Pitchfork Pretty is also open in the mornings, serving breakfast sandwiches and bowls, pastries, coffee, and a variety of organic, loose-leaf teas. Although the restaurant doesn't serve lunch currently, a new happy hour features discounted snacks like oysters with a smokey mignonette and adorable pickled quail eggs. The cocktail program is solid, with refreshing options like the Thirst Squasher made with Highborn gin, ancho chile, squash leaf, bay leaf, tomato, and vanilla. The beer and wine list is short but sweet, chosen to match the farm-fresh fare.
PS 35
This New York-style pizzeria is a welcome addition to the Round Rock dining scene. The menu by native New Yorker and executive chef Clint Elmore features hand-tossed thin crust pizza, hot and cold sandwiches on fresh baked bread, a selection of family-style Italian dishes, and reinterpreted East Coast favorites. The lively, family-friendly atmosphere has a fun NYC vibe with white subway tiles covered in graffiti, photos of iconic Big Apple landmarks, an excellent soundtrack, classic video games, and an outdoor pavilion for live music and yard games.
We liked the truffle tater tots with Parmesan and parsley as a snack while sipping our refreshing frozen New York Sour. We also enjoyed the Don Ho pizza, Elmore's take on the classic Hawaiian made with pancetta, Fresno chiles, Thai basil, Grana Padano, and mozzarella. The signature Hot Honey pizza features pepperoni, house-made Italian sausage, ricotta, Grana Padano, and Mike's Hot Honey. Kids will love the house-made Spaghetti-O's or the hearty lasagna. Other offerings include soft serve ice cream and tiramisu for dessert, a great selection of craft beer, and cocktails, including two rotating frozen taps. PS 35 recently started lunch and happy hour service; the latter is available from 3 to 6 pm, Tuesday through Friday, and all day Monday.
Sophia's
This lovely basement spot has a new chef de cuisine: Caleb Higginson, former sous chef at Central Standard and chef de partie at the historic Austin Club.
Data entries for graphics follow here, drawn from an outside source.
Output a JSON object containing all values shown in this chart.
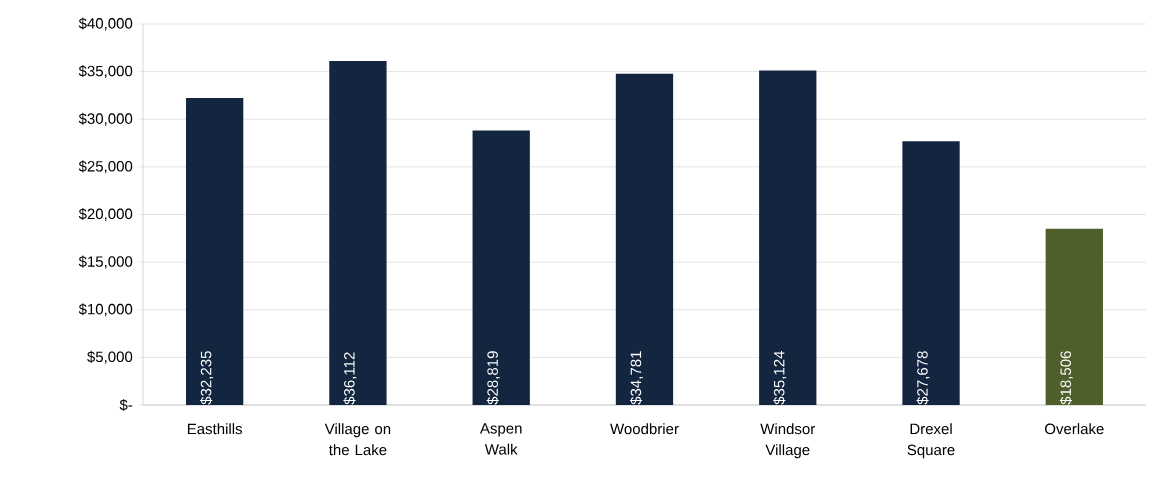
{
  "chart_data": {
    "type": "bar",
    "categories": [
      "Easthills",
      "Village on the Lake",
      "Aspen Walk",
      "Woodbrier",
      "Windsor Village",
      "Drexel Square",
      "Overlake"
    ],
    "values": [
      32235,
      36112,
      28819,
      34781,
      35124,
      27678,
      18506
    ],
    "value_labels": [
      "$32,235",
      "$36,112",
      "$28,819",
      "$34,781",
      "$35,124",
      "$27,678",
      "$18,506"
    ],
    "colors": [
      "#14263f",
      "#14263f",
      "#14263f",
      "#14263f",
      "#14263f",
      "#14263f",
      "#4e5f2b"
    ],
    "ylim": [
      0,
      40000
    ],
    "yticks": [
      {
        "value": 0,
        "label": "$-"
      },
      {
        "value": 5000,
        "label": "$5,000"
      },
      {
        "value": 10000,
        "label": "$10,000"
      },
      {
        "value": 15000,
        "label": "$15,000"
      },
      {
        "value": 20000,
        "label": "$20,000"
      },
      {
        "value": 25000,
        "label": "$25,000"
      },
      {
        "value": 30000,
        "label": "$30,000"
      },
      {
        "value": 35000,
        "label": "$35,000"
      },
      {
        "value": 40000,
        "label": "$40,000"
      }
    ],
    "grid": "y"
  }
}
He is currently offering a rotating summer menu of modern Italian-American specials and rolling out a new lounge lineup with items for dining at the bar or on the second-story terrace.
We were wowed by his take on classic baked clams, which he has turned into a clam cake — think crab cake, but with Manila clams, breadcrumbs, garlic, and parsley perched over an excellent lemon-shallot-herb butter. The grilled octopus appetizer was as tender as we've ever had, served with shoestring potatoes, roasted red peppers, and macerated tomatoes. The seared sea scallops with asparagus, pistachio purée, roasted garlic, caramelized onion, grilled corn succotash, and crispy guanciale was our favorite dish, but even the simple-sounding spaghetti al pesto was a revelation. For dessert, try the dreamsicle or tiramisu pops for something fun and refreshing.